Aussie DPM’s by-election win boosts troubled coalition
SYDNEY: Australia’s deputy prime minister has easily won a crucial by-election triggered by a dualcitizenship crisis that threatened the ruling coalition’s grip on power.
Barnaby Joyce’s (pic) emphatic re-election in the Saturday polls brought relief to a government which lost its slim parliamentary majority over the citizenship saga, and as it battled falling voter support and internal division.
“This has been a stunning victory,” Prime Minister Malcolm Turnbull told supporters on Saturday in Tamworth, a city in Joyce’s largely rural seat in New South Wales state.
“Barnaby Joyce has been re-elected member for New England with what appears to be the largest swing to the government in the history of by-elections in Australia.”

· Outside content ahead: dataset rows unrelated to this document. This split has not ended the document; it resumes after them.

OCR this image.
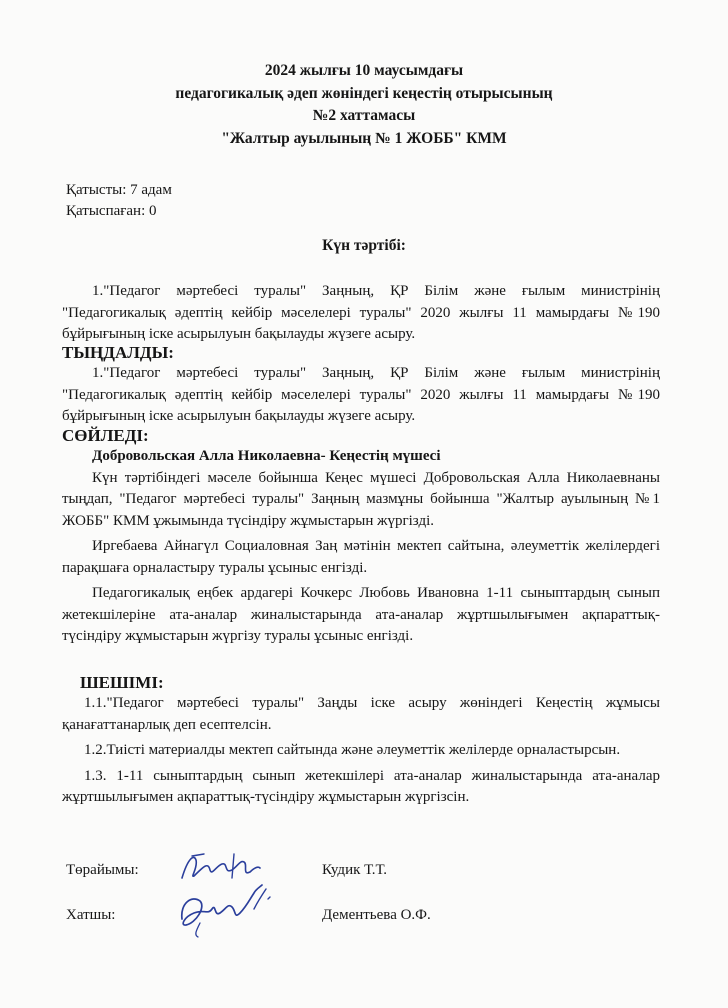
2024 жылғы 10 маусымдағы
педагогикалық әдеп жөніндегі кеңестің отырысының
№2 хаттамасы
"Жалтыр ауылының № 1 ЖОББ" КММ
Қатысты: 7 адам
Қатыспаған: 0
Күн тәртібі:

1."Педагог мәртебесі туралы" Заңның, ҚР Білім және ғылым министрінің "Педагогикалық әдептің кейбір мәселелері туралы" 2020 жылғы 11 мамырдағы №190 бұйрығының іске асырылуын бақылауды жүзеге асыру.

ТЫҢДАЛДЫ:

1."Педагог мәртебесі туралы" Заңның, ҚР Білім және ғылым министрінің "Педагогикалық әдептің кейбір мәселелері туралы" 2020 жылғы 11 мамырдағы №190 бұйрығының іске асырылуын бақылауды жүзеге асыру.

СӨЙЛЕДІ:

Добровольская Алла Николаевна- Кеңестің мүшесі

Күн тәртібіндегі мәселе бойынша Кеңес мүшесі Добровольская Алла Николаевнаны тыңдап, "Педагог мәртебесі туралы" Заңның мазмұны бойынша "Жалтыр ауылының №1 ЖОББ" КММ ұжымында түсіндіру жұмыстарын жүргізді.

Иргебаева Айнагүл Социаловная Заң мәтінін мектеп сайтына, әлеуметтік желілердегі парақшаға орналастыру туралы ұсыныс енгізді.

Педагогикалық еңбек ардагері Кочкерс Любовь Ивановна 1-11 сыныптардың сынып жетекшілеріне ата-аналар жиналыстарында ата-аналар жұртшылығымен ақпараттық-түсіндіру жұмыстарын жүргізу туралы ұсыныс енгізді.

ШЕШІМІ:

1.1."Педагог мәртебесі туралы" Заңды іске асыру жөніндегі Кеңестің жұмысы қанағаттанарлық деп есептелсін.

1.2.Тиісті материалды мектеп сайтында және әлеуметтік желілерде орналастырсын.

1.3. 1-11 сыныптардың сынып жетекшілері ата-аналар жиналыстарында ата-аналар жұртшылығымен ақпараттық-түсіндіру жұмыстарын жүргізсін.

Төрайымы:	Кудик Т.Т.
Хатшы:	Дементьева О.Ф.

Counting was ongoing, but Joyce had so far picked up 64.6% of the vote, with his closest rival Labor’s David Ewings at 11.3%.
Several members of the ruling Liberal-National coalition were turfed out of their seats after the High Court in October reaffirmed a constitutional provision barring dual citizens from serving in federal parliament.
In the lower House of Representatives, where the coalition held a narrow one-seat majority, Joyce and ex-tennis star John Alexander had to recontest their seats in by-elections.
Joyce had automatically acquired New Zealand citizenship through his father and renounced his Kiwi nationality so he could run again.
Alexander resigned from parliament after saying he was most likely a dual British citizen, but it was revealed later that it was unclear if he was even entitled to British nationality.